Dans les coulisses, l’équipe libérale a recruté une aide fédérale supplémentaire, Zita Astravas, qui a pris un congé non payé en tant que chef de cabinet du ministre de la Défense Harjit Sajjan. Mme Astravas travaillait auparavant à la gestion des problèmes au bureau du premier ministre et était la secrétaire de presse de Mme Wynne.

Des employés de plusieurs ministères fédéraux ont également offert leur temps pour faire des appels de campagne provinciaux.

Le chef du Parti progressiste-conservateur de l’Ontario, Doug Ford, a reçu un coup de main du parti fédéral.

On retrouve derrière lui plusieurs anciens membres du gouvernement de Stephen Harper. Le directeur de campagne de M. Ford, Kory Teneycke, travaillait comme directeur des communications de M. Harper; la responsable de sa campagne sur le terrain, Jenni Byrne, a dirigé les campagnes de M. Harper en 2011 et en 2015.

M. Harper a aussi appuyé M. Ford sur Twitter.

Plusieurs députés conservateurs, actuels et anciens, ont également été actifs dans la course, y compris Erin O’Toole, John Brassard, Tony Clement, John Baird et Peter MacKay.

Le chef conservateur Andrew Scheer avait annoncé très rapidement qu’il ferait campagne avec M. Ford, mais son directeur des relations avec les médias a ensuite annoncé que M. Scheer ne rejoindrait pas M. Ford sur le terrain après tout, blâmant des conflits d’horaire.

M. Scheer a appuyé publiquement la tentative de M. Ford de devenir le prochain premier ministre de l’Ontario, surtout avec la possibilité que le NPD soit l’alternative.

«J’ai vécu sous le NPD ici en Ontario et en Saskatchewan, je sais à quel point leurs politiques sont terribles pour une province, je pense qu’il est assez clair que le meilleur choix est Doug Ford», a déclaré M. Scheer aux journalistes la semaine dernière à Ottawa.

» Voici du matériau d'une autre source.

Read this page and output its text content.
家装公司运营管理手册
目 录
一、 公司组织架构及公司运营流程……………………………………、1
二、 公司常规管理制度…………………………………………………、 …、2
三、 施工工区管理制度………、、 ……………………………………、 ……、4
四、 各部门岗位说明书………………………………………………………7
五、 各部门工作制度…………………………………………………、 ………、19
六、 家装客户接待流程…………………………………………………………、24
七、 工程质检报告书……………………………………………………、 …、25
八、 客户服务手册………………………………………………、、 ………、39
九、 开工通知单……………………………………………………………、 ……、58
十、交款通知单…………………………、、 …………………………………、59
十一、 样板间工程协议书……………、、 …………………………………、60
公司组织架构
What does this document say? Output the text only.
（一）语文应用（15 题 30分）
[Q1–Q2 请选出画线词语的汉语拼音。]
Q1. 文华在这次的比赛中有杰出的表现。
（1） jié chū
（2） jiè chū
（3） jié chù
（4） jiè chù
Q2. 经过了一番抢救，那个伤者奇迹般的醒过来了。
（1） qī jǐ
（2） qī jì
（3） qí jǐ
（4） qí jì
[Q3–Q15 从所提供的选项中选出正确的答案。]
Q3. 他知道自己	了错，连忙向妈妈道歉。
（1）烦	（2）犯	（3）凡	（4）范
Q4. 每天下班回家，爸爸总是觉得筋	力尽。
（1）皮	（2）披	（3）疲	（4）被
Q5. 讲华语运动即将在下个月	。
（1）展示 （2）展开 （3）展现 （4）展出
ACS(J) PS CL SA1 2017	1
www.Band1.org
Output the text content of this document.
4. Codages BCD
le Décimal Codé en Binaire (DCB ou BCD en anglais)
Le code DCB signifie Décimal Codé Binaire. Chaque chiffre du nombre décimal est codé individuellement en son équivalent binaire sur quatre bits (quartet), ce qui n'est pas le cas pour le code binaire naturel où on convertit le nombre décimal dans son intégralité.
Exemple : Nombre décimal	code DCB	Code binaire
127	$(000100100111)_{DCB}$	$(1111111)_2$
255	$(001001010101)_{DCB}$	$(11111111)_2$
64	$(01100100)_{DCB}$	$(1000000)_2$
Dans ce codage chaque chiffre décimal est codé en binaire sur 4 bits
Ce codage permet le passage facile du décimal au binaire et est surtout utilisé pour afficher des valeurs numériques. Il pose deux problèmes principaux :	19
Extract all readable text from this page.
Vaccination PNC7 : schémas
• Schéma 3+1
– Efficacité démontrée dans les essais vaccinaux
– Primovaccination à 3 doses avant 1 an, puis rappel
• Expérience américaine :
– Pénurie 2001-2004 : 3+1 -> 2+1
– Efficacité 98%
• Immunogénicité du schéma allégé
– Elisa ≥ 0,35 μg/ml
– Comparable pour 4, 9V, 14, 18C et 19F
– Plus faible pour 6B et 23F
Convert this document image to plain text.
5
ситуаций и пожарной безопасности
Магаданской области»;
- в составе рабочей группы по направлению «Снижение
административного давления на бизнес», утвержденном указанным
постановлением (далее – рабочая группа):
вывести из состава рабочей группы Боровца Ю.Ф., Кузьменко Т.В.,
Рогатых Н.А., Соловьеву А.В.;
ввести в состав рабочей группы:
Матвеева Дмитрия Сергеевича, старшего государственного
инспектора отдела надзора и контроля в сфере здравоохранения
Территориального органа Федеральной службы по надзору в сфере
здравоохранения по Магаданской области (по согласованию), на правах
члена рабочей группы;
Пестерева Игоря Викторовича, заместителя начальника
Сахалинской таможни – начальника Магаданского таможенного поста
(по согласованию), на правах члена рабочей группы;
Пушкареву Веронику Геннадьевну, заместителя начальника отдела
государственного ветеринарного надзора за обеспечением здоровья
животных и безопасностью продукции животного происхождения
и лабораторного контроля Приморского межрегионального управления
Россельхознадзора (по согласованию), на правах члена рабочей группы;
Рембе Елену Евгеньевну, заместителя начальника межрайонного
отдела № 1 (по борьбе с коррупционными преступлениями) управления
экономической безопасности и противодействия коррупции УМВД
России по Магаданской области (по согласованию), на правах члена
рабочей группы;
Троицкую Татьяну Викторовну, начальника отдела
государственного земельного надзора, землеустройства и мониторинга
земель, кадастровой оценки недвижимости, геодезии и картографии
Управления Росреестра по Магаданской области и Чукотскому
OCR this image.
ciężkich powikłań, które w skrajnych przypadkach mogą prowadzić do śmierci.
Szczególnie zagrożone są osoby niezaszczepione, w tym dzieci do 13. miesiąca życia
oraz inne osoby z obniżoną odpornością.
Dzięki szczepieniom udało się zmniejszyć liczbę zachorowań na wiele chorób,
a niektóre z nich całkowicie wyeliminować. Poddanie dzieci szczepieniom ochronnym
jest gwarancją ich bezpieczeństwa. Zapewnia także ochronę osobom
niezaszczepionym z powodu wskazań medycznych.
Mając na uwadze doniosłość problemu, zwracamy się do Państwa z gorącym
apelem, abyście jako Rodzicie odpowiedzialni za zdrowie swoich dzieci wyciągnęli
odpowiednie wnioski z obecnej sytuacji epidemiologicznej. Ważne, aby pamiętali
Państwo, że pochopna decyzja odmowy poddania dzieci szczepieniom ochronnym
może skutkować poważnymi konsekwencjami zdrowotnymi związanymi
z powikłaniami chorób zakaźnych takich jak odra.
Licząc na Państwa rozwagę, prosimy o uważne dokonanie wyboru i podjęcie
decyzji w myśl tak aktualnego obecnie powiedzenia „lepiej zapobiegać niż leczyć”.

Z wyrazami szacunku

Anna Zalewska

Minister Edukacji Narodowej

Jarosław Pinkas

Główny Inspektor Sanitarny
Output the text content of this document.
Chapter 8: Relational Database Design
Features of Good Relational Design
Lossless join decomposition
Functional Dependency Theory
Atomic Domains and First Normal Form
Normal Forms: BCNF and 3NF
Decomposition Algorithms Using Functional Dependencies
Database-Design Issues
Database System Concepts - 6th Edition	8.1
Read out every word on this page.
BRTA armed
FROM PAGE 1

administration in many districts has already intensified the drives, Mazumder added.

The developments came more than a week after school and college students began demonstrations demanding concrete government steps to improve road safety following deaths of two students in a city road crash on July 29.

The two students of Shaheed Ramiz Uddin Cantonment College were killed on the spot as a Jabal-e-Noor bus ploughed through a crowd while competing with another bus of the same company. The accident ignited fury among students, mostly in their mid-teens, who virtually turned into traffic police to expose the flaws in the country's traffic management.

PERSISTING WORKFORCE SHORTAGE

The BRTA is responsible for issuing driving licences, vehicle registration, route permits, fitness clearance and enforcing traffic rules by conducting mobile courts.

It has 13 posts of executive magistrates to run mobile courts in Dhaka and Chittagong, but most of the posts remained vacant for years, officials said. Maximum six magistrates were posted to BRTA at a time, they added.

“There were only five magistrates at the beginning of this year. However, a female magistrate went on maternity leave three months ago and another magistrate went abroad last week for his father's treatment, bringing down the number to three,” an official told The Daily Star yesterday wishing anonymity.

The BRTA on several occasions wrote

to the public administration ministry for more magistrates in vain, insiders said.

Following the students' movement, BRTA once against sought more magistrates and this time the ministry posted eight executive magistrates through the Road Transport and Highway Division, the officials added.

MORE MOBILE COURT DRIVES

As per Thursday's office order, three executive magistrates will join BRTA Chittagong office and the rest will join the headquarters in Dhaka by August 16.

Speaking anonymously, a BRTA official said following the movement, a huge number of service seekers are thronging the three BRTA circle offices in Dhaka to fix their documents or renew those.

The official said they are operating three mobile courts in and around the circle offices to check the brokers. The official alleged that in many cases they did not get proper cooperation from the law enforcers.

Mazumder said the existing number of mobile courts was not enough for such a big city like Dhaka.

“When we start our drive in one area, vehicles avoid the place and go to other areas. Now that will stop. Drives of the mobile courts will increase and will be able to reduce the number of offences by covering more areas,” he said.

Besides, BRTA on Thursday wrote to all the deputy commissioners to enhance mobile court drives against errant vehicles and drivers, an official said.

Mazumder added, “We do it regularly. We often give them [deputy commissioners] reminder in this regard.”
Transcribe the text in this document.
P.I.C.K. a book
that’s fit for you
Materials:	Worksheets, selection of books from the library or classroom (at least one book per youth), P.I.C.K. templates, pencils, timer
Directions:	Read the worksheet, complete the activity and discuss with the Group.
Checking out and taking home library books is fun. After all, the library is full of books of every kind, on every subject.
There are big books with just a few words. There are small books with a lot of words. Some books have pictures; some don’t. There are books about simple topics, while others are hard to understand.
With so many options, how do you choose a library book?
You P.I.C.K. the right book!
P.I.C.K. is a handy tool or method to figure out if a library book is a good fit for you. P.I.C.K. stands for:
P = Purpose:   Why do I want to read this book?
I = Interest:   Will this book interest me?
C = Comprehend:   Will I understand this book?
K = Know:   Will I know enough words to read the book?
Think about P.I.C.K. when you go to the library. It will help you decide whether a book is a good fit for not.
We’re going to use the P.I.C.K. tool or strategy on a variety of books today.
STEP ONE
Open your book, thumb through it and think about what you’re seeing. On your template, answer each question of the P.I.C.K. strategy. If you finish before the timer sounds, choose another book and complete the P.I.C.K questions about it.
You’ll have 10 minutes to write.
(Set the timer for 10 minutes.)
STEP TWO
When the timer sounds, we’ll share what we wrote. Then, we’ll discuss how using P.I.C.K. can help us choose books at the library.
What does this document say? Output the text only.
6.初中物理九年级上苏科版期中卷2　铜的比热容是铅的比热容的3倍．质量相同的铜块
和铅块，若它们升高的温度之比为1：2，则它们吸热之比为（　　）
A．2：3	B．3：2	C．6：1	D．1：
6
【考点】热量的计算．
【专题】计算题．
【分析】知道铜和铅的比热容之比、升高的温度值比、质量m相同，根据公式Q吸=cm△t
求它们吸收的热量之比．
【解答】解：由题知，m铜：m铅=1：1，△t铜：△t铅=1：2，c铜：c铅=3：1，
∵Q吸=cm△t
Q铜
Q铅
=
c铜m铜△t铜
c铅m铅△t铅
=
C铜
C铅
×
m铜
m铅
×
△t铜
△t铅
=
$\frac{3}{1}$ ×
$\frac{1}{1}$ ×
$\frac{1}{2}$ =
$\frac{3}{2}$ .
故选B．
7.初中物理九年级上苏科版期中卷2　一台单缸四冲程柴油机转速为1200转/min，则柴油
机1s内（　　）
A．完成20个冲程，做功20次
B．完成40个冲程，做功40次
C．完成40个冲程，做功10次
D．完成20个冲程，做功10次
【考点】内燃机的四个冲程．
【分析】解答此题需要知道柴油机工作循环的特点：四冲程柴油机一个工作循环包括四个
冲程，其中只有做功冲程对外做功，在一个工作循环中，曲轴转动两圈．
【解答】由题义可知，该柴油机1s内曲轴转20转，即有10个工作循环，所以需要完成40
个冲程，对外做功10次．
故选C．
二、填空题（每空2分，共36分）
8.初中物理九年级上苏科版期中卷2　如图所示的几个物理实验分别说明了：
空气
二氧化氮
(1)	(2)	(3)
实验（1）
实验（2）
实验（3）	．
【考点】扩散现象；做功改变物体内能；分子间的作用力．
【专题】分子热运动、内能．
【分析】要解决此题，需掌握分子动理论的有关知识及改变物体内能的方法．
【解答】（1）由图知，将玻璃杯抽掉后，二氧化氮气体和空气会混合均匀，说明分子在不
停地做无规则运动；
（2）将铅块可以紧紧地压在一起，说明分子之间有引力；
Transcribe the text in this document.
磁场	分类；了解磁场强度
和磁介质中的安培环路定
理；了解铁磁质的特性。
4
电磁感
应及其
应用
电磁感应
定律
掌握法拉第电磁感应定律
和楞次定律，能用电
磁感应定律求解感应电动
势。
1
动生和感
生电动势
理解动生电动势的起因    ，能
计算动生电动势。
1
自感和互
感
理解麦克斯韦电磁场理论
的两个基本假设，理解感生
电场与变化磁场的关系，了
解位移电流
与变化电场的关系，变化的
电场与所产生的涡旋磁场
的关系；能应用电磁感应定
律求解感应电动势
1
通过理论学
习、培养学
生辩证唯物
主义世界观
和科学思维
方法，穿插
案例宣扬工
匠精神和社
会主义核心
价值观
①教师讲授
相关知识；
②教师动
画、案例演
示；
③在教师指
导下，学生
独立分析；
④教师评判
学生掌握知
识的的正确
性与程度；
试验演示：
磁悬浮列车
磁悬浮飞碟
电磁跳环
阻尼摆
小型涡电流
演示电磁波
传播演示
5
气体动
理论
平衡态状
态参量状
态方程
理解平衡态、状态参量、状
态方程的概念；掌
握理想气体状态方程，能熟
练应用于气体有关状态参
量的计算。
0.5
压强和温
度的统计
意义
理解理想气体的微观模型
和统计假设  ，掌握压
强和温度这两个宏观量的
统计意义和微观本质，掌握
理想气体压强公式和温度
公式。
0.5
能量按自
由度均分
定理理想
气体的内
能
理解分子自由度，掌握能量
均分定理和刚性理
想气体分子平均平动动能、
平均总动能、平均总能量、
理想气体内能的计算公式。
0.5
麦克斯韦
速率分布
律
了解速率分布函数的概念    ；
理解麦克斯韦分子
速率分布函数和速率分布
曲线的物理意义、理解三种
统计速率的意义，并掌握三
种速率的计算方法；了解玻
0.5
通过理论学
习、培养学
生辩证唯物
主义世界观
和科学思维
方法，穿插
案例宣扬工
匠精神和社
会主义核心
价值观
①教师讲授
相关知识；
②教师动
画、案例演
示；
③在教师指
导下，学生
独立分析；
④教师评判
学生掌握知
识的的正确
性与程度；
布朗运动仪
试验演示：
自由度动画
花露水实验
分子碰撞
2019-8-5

Pendant ce temps, la campagne de la chef du NPD provincial Andrea Horwath a été fortement soutenue par le parti fédéral. Non seulement le leader fédéral Jagmeet Singh a-t-il fait campagne dans plusieurs circonscriptions ontariennes, comme d’autres députés néo-démocrates de haut niveau, mais la salle de guerre du NPD est remplie de militants expérimentés d’élections à travers le pays.

La possibilité d’élire des députés néo-démocrates à la législature ne peut que profiter au parti fédéral à l’aube de sa propre course en 2019, car cela peut servir de tremplin pour un succès fédéral dans une province riche en sièges, a déclaré Karl Bélanger, l’ancien directeur national du NPD et l’actuel président de la Fondation Douglas-Coldwell.

Bien que plusieurs considèrent la course de l’Ontario comme une répétition générale en vue élections fédérales d’octobre 2019, M. Bélanger a souligné que chaque campagne a sa propre dynamique et que celle-ci présente des différences importantes.

Le gouvernement libéral de Mme Wynne est au pouvoir depuis 15 ans et s’est battu à contre-courant pour tenter de convaincre les électeurs de la soutenir.

M. Trudeau, quant à lui, en est encore à son premier mandat, et les électeurs évincent rarement les gouvernements fédéraux après un seul mandat.

Pourtant, il y a des inquiétudes que les niveaux élevés d’impopularité de Mme Wynne puissent nuire au sort des députés libéraux en Ontario lorsque les électeurs seront appelés aux urnes en 2019.

«Plusieurs électeurs ne voient pas une grande différence entre les partis fédéral et provinciaux», a expliqué M. MacEachern.

Alternativement, une victoire de M. Ford pourrait aider les candidats conservateurs fédéraux de l’Ontario qui cherchent à percer en 2019, croit Tim Powers, un stratège conservateur et vice-président de Summa Strategies.

Avec une attention accrue apportée au microciblage dans les campagnes politiques, les partis fédéraux mesureront sans aucun doute de près les messages qui résonnent avec certains groupes d’électeurs dans des domaines clés, a souligné M. Power.

«(Ils verront) quels types de messages - à la fois les bons et les mauvais, ce qui a fonctionné et ce qui n’a pas fonctionné et qu’est-ce que le parti fédéral peut apprendre à ne pas faire, qu’est-ce qu’il peut apprendre à bien faire».

«Chaque élection est un laboratoire et à moins que vous ne soyez pas curieux, et la plupart des politiciens sont vraiment curieux, alors vous voulez faire attention et apprendre de tout cela, et les conservateurs fédéraux chercheront à apprendre de tout ça et des conservateurs provinciaux quand 2019 arrivera.»